As a leader, I’ve come to know the importance of time and directly managing the precious moments I have available. Early in my career, I had a “yes” mentality — I’d say yes to stretch projects, yes to additional work, yes to coming in early or staying late as I tried to fill my day so that I’d be highly productive and additive to my team. I was doing what I was told were all the right moves for someone looking to progress and contribute.
Having now worked for more than 20 years, I’m working to embrace the word “no.” The yes mentality which served me well early in my career is now at times an impediment — I simply don’t have the time to take on more commitments and now need to shift to a no mentality.
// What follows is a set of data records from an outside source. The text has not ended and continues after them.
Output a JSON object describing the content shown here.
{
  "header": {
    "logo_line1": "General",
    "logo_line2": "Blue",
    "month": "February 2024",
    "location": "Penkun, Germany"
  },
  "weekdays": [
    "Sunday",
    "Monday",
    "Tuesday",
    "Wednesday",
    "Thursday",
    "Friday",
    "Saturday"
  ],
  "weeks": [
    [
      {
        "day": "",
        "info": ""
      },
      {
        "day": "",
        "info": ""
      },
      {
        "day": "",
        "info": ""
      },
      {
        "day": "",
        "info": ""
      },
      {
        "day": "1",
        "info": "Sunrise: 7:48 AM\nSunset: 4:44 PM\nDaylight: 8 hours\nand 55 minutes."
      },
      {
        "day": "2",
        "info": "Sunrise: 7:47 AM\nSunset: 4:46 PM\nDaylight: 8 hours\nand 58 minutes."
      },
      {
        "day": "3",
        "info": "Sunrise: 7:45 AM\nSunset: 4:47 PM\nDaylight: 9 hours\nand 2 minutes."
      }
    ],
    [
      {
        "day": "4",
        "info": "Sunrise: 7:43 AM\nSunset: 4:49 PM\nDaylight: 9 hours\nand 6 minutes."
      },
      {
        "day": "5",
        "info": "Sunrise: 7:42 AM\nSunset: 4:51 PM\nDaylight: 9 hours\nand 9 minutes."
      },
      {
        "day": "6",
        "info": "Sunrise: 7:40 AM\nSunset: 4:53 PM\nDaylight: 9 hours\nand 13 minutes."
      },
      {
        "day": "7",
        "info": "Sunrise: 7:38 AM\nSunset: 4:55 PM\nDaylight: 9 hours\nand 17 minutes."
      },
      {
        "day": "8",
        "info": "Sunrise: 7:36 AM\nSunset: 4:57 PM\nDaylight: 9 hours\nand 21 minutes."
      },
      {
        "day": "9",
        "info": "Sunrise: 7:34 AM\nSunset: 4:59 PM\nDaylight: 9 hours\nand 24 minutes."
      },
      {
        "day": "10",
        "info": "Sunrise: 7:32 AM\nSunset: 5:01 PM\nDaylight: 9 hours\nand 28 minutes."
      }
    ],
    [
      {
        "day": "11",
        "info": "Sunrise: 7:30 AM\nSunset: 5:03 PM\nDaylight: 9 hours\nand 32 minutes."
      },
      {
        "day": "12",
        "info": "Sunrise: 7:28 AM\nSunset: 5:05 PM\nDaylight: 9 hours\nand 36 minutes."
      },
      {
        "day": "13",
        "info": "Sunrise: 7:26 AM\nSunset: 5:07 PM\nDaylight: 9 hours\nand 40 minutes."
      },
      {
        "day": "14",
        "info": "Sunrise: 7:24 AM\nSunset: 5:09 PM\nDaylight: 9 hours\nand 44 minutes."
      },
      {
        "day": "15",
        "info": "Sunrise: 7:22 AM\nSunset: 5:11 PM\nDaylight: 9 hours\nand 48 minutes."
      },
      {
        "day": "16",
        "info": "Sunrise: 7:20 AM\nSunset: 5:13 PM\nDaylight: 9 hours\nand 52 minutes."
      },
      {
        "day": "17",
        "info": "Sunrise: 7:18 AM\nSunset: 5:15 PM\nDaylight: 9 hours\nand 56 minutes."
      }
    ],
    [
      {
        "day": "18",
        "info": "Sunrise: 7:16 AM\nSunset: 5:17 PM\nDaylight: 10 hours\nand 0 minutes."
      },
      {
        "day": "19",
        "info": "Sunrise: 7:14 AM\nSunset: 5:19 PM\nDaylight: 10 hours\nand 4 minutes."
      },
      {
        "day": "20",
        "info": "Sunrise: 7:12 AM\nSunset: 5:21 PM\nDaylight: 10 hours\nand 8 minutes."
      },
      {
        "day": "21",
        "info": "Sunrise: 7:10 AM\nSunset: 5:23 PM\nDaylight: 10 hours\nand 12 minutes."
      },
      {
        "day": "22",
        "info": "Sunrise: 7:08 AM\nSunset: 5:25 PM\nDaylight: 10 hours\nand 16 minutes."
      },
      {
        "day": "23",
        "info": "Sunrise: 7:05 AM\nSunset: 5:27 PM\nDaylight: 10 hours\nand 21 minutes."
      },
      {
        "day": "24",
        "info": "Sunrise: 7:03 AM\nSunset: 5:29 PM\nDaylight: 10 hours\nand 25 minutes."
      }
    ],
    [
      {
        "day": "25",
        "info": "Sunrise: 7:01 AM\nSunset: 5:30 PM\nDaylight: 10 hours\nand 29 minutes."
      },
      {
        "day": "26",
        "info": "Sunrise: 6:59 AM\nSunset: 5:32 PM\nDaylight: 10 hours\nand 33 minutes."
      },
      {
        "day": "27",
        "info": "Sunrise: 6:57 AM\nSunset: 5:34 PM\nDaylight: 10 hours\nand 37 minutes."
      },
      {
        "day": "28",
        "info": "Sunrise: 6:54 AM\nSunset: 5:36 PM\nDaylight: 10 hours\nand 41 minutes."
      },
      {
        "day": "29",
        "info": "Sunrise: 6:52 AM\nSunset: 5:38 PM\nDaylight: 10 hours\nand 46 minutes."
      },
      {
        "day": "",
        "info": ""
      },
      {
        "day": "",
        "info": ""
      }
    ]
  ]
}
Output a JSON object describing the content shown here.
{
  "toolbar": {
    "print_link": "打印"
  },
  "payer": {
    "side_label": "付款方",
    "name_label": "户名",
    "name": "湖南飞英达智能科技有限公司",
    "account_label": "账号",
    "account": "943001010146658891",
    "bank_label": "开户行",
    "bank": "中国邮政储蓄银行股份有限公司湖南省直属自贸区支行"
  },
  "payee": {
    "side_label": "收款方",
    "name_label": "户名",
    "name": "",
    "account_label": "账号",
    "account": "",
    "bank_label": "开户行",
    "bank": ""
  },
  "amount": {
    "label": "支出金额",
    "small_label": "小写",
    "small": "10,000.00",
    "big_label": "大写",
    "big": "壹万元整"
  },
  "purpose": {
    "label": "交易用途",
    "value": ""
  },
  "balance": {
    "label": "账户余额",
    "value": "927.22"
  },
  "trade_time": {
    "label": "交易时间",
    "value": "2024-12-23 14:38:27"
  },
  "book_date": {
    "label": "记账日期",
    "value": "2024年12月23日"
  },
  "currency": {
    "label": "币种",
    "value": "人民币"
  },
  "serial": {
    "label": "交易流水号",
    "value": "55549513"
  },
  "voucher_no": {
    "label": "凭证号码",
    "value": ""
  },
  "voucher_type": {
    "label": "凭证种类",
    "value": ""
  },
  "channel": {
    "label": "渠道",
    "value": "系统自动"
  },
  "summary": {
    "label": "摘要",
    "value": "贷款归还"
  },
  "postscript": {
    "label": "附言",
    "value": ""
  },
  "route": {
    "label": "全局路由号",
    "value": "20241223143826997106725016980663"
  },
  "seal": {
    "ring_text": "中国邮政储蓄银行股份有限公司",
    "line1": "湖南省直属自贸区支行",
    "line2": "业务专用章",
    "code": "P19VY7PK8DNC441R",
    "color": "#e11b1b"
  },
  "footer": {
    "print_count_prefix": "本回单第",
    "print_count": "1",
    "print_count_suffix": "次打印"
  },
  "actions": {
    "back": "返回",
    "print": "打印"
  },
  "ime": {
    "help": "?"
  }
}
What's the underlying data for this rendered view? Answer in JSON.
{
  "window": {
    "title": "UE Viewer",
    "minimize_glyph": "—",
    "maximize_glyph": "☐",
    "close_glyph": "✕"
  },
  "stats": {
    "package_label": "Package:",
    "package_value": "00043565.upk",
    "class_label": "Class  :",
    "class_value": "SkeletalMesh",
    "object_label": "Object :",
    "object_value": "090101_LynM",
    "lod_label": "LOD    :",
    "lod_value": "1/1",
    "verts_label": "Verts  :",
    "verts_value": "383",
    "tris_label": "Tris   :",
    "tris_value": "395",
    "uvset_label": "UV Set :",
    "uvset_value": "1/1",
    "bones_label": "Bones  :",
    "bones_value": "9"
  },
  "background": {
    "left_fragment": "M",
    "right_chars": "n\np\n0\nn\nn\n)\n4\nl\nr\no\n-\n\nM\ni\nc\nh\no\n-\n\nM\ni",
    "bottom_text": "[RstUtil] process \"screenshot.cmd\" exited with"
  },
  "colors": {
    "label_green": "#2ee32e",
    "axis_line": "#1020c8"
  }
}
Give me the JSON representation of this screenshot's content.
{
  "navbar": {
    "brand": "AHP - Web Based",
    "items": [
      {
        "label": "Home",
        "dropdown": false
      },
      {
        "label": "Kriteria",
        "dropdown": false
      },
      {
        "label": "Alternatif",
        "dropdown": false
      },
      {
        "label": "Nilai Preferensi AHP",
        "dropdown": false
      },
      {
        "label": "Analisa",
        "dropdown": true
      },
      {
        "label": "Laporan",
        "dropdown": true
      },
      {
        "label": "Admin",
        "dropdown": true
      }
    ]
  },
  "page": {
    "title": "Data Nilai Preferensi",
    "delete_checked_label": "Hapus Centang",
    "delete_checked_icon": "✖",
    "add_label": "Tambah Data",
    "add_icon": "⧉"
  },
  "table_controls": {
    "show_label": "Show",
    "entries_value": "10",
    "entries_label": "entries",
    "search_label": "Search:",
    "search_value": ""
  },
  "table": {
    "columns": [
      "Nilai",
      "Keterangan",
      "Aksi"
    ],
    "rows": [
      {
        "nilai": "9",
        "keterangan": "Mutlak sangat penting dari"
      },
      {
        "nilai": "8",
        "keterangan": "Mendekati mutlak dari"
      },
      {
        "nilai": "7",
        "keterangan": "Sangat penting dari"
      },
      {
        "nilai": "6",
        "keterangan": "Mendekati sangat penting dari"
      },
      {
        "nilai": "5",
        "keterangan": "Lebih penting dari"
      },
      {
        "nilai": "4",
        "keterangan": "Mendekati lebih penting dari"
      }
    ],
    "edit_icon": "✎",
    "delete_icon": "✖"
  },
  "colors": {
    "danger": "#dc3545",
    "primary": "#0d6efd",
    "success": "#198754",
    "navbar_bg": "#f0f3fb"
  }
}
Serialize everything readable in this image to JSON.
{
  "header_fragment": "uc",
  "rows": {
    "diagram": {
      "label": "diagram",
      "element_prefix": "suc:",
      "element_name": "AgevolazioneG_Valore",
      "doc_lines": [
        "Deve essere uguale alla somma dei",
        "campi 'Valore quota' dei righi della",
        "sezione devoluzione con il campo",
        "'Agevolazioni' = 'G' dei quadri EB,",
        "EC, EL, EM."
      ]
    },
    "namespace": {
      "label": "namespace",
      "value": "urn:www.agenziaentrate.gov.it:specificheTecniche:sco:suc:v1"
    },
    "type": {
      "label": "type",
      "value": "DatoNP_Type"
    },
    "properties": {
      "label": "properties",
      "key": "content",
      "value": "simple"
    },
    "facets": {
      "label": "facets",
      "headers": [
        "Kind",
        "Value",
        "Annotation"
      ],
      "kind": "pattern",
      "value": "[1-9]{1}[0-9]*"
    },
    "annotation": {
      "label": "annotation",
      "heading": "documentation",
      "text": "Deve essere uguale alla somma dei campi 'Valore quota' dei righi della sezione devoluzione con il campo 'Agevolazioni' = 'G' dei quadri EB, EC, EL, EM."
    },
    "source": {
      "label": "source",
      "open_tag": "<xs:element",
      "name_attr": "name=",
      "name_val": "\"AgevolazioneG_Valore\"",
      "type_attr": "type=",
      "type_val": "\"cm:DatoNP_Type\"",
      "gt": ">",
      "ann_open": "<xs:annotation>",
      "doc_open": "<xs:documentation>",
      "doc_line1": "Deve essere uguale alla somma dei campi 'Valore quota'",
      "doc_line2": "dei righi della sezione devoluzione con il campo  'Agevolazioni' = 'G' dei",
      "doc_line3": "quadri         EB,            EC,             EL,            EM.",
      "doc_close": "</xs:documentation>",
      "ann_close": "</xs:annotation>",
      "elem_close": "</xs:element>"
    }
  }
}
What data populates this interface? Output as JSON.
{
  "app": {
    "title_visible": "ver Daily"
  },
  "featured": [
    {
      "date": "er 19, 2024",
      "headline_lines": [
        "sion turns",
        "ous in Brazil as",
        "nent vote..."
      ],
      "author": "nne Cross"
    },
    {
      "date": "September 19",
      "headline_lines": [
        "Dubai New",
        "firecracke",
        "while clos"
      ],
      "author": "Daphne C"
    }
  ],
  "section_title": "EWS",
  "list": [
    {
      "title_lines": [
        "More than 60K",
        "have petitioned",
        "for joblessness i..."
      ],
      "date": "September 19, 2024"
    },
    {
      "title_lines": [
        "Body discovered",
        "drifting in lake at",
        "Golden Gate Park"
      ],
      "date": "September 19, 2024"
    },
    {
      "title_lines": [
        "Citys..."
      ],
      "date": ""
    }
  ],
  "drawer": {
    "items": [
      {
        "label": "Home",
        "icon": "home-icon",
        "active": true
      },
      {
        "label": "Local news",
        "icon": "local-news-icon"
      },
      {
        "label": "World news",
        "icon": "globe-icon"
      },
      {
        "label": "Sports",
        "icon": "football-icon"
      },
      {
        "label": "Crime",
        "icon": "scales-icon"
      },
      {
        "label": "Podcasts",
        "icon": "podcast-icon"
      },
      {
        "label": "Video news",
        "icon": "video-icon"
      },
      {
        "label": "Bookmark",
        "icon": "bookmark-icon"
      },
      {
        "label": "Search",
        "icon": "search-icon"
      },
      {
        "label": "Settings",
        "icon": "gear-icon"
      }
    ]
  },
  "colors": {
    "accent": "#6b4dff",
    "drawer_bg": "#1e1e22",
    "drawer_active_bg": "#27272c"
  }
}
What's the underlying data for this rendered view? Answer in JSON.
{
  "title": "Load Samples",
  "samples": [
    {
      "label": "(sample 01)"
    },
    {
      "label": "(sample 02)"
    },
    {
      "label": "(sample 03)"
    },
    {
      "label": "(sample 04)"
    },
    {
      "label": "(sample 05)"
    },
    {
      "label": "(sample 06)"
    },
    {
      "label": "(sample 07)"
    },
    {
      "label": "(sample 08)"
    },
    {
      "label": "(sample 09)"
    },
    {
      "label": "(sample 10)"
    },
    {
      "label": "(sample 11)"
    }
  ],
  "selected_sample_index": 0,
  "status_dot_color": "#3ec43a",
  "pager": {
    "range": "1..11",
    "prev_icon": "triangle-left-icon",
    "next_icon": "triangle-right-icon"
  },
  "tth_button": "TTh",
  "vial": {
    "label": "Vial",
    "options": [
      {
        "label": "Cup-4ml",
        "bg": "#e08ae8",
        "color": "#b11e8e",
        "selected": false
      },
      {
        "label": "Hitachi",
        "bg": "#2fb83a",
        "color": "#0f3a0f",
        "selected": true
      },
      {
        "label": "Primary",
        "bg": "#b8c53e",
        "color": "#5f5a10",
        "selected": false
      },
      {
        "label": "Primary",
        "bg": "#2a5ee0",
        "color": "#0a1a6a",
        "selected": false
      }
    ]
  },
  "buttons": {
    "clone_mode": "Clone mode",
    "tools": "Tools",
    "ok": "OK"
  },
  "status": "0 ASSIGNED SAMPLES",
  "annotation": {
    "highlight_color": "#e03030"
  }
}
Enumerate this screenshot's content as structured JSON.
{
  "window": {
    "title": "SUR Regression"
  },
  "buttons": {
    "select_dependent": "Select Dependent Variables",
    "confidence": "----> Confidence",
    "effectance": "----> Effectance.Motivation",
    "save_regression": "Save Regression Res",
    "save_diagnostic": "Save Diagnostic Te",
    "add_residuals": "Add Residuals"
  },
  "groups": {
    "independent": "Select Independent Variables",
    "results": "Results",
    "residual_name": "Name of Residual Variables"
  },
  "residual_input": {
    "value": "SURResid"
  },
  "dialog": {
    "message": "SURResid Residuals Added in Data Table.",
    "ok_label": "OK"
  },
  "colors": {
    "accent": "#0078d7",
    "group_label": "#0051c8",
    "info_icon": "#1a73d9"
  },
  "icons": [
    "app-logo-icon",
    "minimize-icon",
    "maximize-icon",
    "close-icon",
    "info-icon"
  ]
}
With more responsibilities, come more commitments and less bandwidth to take on what I might have once said “yes” to. As leaders, the shift to no must occur sooner than later. Here are the three reasons why saying “no” more can help you become more successful.
1. Increased Impact
As a leader, you’re no longer an individual contributor, it’s about maximum impact. You may have teams you manage, budgets, large scale deliverables and responsibilities. You may also have personal responsibilities such as a family, civic or philanthropic duties as well.
If you fail to deploy “no,” you will begin to see a decreased impact in all the things you have going on because you’re over committed. Not only does this impact you professionally, people may think you ineffective and write you off as unreliable. The more you take on, the more it can potentially hurt you–if you don’t fiercely prioritize your time.
When someone asks for more of your time, let them know you have competing priorities or a deadline that cannot be missed. Be firm and resolute.
2. Optimized Prioritization
People will come to you with problems and make requests of your time but you have to delineate your priorities from their problems. If you have a pressing deadline and someone brings a problem to you unrelated to the immediate task at hand, you need to learn to say “no.”
If you work to solve their problem, you’ve de-prioritized yourself and your objectives. You may be letting down your team, your customers, your business, your family, etc. Every problem is not your priority, especially if solving someone else’s problem then creates problems you didn’t initially have.
Embracing saying “no” may at first seem callous or even may sound selfish but it’s the opposite. You’re keeping your word and meeting your obligations, not only as a principle, but because it impacts your reputation if you can’t deliver on what you’ve originally promised.
I make it a habit to have prepared canned email responses to decline with a justification and a unequivocal no, to close off conversation. If over the phone, be direct and use the previously prepared response.
3. Reclaim Your Time
If you don’t learn to say “no” and people know you are inclined to say “yes,” they may take advantage of your kindness. It’s important to understand the consequence of being helpful or being hindered and the endgame of your choice.
There’s a quote I love by Henry Ford, “Givers have to set limits because takers rarely do.” Takers will take advantage if you let them, and it takes a level of maturity to effectively close the door on those exploiting what you have to give.
If saying no is too difficult, enlist others like an assistant or colleague to decline on your behalf. Build in ways to set boundaries.
It’s just simple math, you have 24 hours in your day and you have to figure out how to strategize your days, weeks and months. So start now.